Facts don’t serve his agenda, so they’re instantly not facts. But he was far more concerned about refugees or getting a Muslim refugee into the country who later was accused of assaulting a child, than about New Yorkers.
Via Daily Caller:
Senate Minority Leader Chuck Schumer made light of recent concerns about spikes in New York subway violence by taking a jab at Attorney General Jeff Sessions for his criticism of the city for being “soft on crime.”
“My daughters, you know, they’re young adults, but they ride the subway at 4 a.m., and I’m perfectly happy about it,” Schumer said on MSNBC’s “Morning Joe” Monday. “We are a safe city.”

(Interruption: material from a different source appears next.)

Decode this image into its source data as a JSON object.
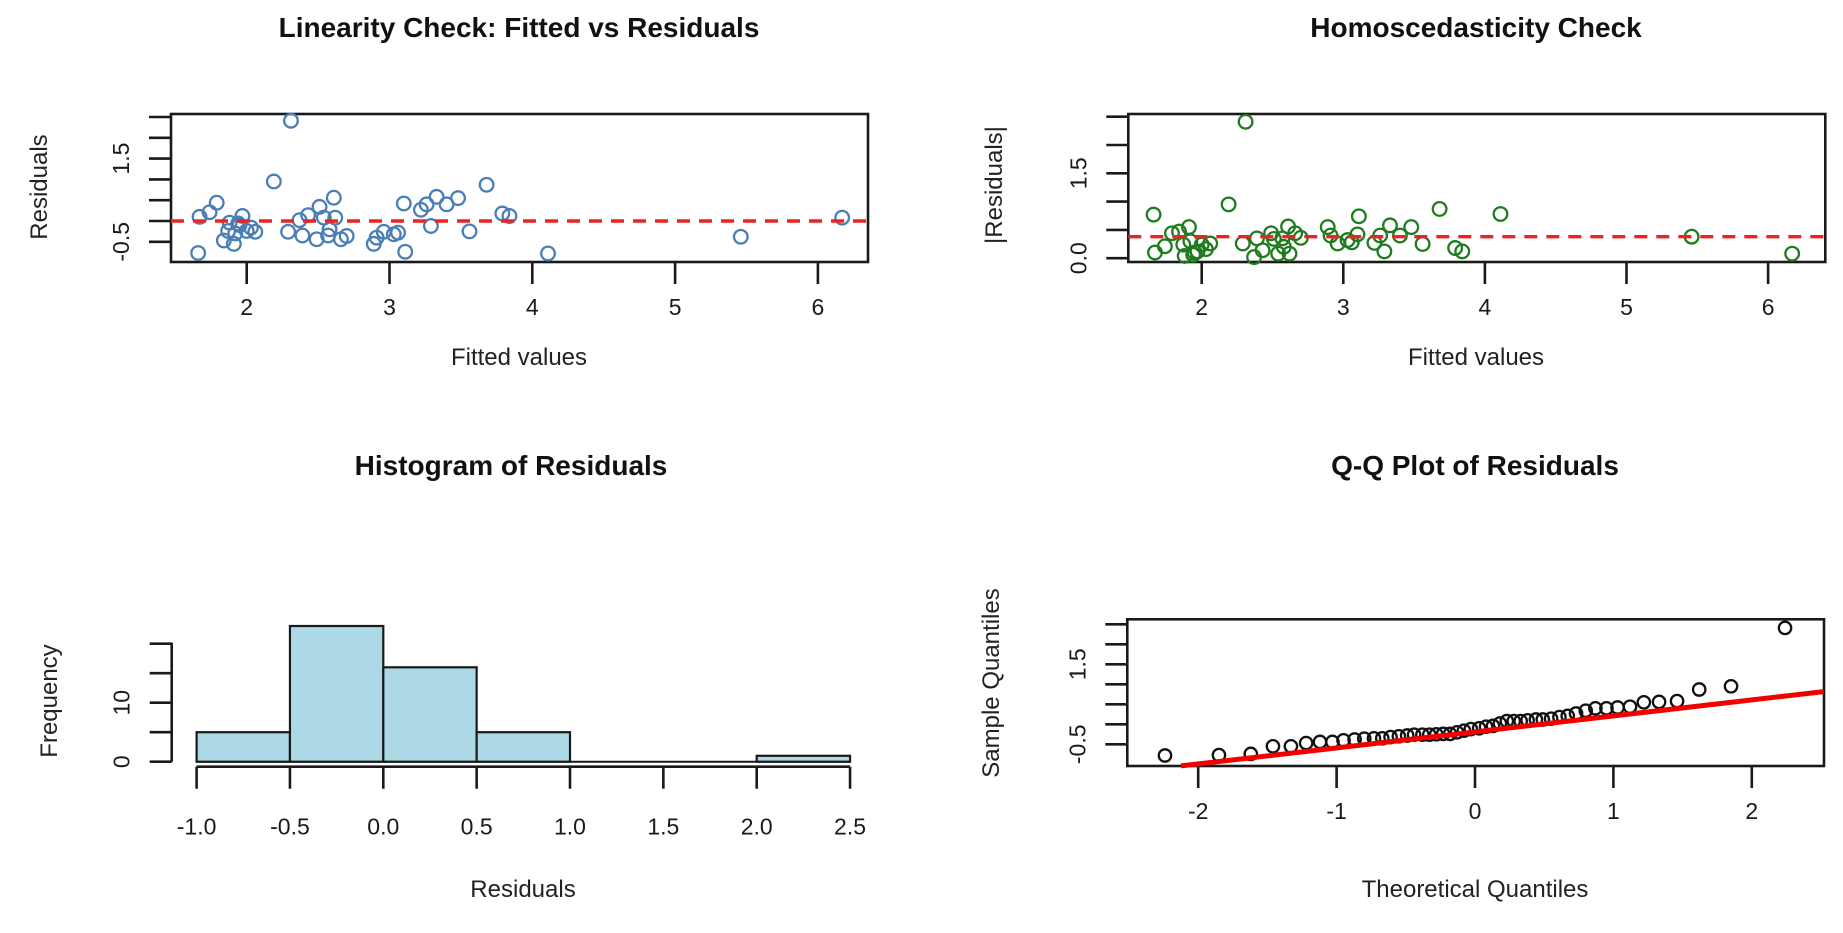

Schumer went on to say, “And by the way, New York has grown from 7 million people in 1990 to 8.5 million today, the largest of any city, because crime went down,” he continued. “Mothers from Denver and Dallas were not sending their daughters and sons to New York in 1990. Now they’re happy to do it.”
“Here’s the greatest thing I worry about in this country,” Schumer said. “We’re no longer fact-based. The founding fathers created a country based on fact, and we debated the facts. We debated them at the constitutional convention. We debated them in town halls throughout America, and we were supposed to debate them in the legislature. We don’t have a fact base. If, say, Breitbart News and The New York Times are regarded with equal credibility, you worry about democracy.”
“But I’ll be happy to ride the subway at 4 a.m. with Jeff Sessions,” he added.
However, subway violence in New York City has gone up, according to data from the New York Police Department.